Location-based training for multi-channel talker-independent speaker separation

TL;DR

This paper introduces location-based training (LBT), a novel method leveraging spatial information from microphone arrays to improve multi-channel speaker separation, outperforming permutation-invariant training (PIT) especially in complex scenarios.

Contribution

The study proposes a new location-based training approach that assigns speakers based on spatial locations, reducing complexity and enhancing separation performance over existing methods.

Findings

LBT outperforms PIT in separating two- and three-speaker mixtures.

Azimuth-based training is more effective than distance-based training.
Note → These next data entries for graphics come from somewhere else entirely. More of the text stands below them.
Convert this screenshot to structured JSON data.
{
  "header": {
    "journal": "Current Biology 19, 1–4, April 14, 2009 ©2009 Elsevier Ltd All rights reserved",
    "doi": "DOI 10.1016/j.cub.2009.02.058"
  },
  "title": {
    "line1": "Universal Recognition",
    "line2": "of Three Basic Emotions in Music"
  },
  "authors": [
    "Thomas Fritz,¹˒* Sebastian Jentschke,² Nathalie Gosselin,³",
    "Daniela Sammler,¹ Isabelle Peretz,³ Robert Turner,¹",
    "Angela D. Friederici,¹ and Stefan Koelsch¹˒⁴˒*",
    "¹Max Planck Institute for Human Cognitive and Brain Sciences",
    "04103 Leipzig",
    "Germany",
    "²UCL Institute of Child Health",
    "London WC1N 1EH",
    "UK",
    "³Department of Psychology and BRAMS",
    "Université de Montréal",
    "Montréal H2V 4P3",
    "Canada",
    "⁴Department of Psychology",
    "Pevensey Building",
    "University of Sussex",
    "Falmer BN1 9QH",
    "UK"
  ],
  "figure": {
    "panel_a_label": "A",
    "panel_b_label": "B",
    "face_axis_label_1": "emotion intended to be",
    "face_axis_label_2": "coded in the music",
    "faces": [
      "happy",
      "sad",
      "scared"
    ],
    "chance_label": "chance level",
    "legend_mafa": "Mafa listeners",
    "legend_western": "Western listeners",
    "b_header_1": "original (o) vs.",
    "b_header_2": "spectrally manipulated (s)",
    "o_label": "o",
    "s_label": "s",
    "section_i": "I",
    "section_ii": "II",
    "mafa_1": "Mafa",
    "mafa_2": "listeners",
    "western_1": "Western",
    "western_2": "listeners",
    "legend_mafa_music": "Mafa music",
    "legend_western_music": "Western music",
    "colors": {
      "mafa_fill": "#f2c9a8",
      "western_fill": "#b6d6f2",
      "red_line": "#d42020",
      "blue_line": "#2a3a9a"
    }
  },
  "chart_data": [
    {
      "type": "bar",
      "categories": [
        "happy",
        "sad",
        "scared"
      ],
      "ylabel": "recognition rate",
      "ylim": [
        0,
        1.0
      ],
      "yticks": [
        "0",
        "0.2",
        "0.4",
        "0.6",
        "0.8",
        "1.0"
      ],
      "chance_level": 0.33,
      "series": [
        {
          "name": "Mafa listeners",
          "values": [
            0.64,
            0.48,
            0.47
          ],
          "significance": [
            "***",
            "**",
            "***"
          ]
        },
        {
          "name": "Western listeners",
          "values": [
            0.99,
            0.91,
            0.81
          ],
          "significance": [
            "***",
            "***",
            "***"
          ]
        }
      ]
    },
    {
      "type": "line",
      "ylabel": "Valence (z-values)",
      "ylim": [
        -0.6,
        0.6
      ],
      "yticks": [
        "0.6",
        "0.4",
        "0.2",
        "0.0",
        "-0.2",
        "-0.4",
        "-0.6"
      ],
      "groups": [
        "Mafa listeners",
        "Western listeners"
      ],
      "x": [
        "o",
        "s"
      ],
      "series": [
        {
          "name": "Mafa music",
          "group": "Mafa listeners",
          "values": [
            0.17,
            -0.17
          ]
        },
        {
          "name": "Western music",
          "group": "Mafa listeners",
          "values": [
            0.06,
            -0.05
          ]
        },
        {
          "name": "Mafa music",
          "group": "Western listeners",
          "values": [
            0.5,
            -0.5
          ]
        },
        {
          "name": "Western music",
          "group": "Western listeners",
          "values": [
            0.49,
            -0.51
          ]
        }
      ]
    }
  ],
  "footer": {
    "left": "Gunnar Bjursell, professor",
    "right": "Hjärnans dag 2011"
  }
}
Dynamic selection of training type further improves separation results.

Abstract

Permutation-invariant training (PIT) is a dominant approach for addressing the permutation ambiguity problem in talker-independent speaker separation. Leveraging spatial information afforded by microphone arrays, we propose a new training approach to resolving permutation ambiguities for multi-channel speaker separation. The proposed approach, named location-based training (LBT), assigns speakers on the basis of their spatial locations. This training strategy is easy to apply, and organizes speakers according to their positions in physical space. Specifically, this study investigates azimuth angles and source distances for location-based training. Evaluation results on separating two- and three-speaker mixtures show that azimuth-based training consistently outperforms PIT, and distance-based training further improves the separation performance when speaker azimuths are close. Furthermore, we dynamically select azimuth-based or distance-based training by estimating the azimuths of separated speakers, which further improves separation performance. LBT has a linear training complexity with respect to the number of speakers, as opposed to the factorial complexity of PIT. We further demonstrate the effectiveness of LBT for the separation of four and five concurrent speakers.